火星で見た流れ星

地球では、8月のペルセウス座流星群や11月のしし座流星群、12月のふたご座流星群などのように、毎年同じ時期に活発になる流星群がいくつもあります。このような流星群を見られるのは、実は地球だけではありません。この画像には、火星の夜空で見られた流星が映っています。

画像は16年前、2005年11月18日にNASA(アメリカ航空宇宙局)の火星探査車スピリットが撮影したものです。流星は、小さな塵が大気に突入して高温になって光る現象です。地球より薄いですが、火星にも大気があり流れ星を見ることができます。

流星群をもたらすのは彗星です。彗星の通り道には、彗星が放出した塵が残されています。その彗星の通り道を地球が通過すると、彗星が残したたくさんの塵が地球の大気に飛び込んできて流星群が活発になります。たとえばペルセウス座流星群は、スイフト・タットル彗星が残した塵が元になっています。

火星でも同じようなことが起きると予測され、2005年10月と11月に探査車による観測が行われました。冒頭の画像は、そのうち11月に観測されたものです。

画像は、ハレー彗星の通り道を火星が通過すると予測された2005年11月18日に、スピリットのパノラマカメラで60秒の露出で撮影した9枚の画像を合成したものです。

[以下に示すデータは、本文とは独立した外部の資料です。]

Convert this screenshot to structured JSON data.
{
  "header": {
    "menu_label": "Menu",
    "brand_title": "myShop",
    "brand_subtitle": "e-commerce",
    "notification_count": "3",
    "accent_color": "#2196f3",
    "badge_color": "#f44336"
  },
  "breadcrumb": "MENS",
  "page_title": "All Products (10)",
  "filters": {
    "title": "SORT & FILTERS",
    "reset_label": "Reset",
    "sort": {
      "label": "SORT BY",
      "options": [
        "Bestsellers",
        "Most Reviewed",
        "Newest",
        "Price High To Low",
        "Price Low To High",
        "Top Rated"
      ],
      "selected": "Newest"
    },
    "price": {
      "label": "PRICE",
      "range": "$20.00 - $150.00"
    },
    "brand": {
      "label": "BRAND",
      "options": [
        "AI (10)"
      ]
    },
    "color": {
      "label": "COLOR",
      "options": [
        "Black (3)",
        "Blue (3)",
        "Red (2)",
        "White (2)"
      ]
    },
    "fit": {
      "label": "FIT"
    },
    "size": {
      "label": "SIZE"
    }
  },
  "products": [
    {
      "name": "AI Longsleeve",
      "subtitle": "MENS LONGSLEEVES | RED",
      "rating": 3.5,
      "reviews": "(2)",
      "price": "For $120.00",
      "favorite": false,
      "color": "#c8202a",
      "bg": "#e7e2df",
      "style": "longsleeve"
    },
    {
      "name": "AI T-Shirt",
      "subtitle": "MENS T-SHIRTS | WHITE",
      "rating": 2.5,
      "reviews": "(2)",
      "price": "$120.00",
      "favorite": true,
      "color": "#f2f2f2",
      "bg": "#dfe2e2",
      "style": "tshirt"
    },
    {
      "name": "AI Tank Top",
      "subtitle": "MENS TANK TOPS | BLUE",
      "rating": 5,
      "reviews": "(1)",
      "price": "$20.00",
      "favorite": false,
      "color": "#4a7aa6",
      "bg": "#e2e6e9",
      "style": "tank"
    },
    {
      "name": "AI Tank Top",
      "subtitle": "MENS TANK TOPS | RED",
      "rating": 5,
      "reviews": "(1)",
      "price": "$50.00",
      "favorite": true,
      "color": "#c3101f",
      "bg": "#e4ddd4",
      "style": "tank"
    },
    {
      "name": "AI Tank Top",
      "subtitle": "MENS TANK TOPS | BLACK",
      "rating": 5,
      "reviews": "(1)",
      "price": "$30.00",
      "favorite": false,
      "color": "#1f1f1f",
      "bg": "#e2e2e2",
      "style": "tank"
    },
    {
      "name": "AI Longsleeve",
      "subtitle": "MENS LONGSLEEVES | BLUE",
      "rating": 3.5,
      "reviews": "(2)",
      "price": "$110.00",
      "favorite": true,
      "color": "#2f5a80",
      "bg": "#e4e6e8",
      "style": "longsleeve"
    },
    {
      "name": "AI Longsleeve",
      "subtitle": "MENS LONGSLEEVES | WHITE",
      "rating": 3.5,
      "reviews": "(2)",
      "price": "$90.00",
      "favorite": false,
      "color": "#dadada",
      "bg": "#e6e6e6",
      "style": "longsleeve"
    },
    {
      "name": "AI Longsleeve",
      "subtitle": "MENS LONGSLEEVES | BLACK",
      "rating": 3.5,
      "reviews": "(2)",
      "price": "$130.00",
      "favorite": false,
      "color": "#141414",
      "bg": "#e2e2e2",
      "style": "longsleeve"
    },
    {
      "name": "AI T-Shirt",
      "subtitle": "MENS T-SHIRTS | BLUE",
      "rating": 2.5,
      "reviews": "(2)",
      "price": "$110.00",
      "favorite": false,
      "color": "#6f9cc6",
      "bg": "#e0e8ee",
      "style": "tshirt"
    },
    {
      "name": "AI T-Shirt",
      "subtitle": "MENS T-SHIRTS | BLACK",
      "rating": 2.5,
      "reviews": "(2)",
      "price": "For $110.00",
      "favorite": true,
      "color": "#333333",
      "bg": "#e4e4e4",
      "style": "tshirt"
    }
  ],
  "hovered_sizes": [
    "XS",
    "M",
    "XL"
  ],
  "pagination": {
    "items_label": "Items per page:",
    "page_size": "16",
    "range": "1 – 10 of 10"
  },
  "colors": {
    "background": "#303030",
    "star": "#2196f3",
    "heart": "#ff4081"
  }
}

画像中央が天の南極になっており、多くの星が極を中心にして円弧を描くように映っています。

円弧のような星の軌跡以外の、点状の光や直線状の光は、流星あるいは宇宙線です。宇宙からやってくる高エネルギー粒子がカメラの検出器に衝突すると、点状あるいは直線状の軌跡が残ります。この画像では、流星の可能性のある光の軌跡が3本映っています。

こちらはP/2001 R1(LONEOS)彗星の通り道を火星が通過すると予測された週の2005年10月25日に撮影されたものです。1枚目の画像と同じく、スピリットのパノラマカメラを使い、60秒の露出で撮影した9枚の画像を合成したものです。中央付近に見られる長い直線状の筋は、流星か宇宙線によるものと見られています。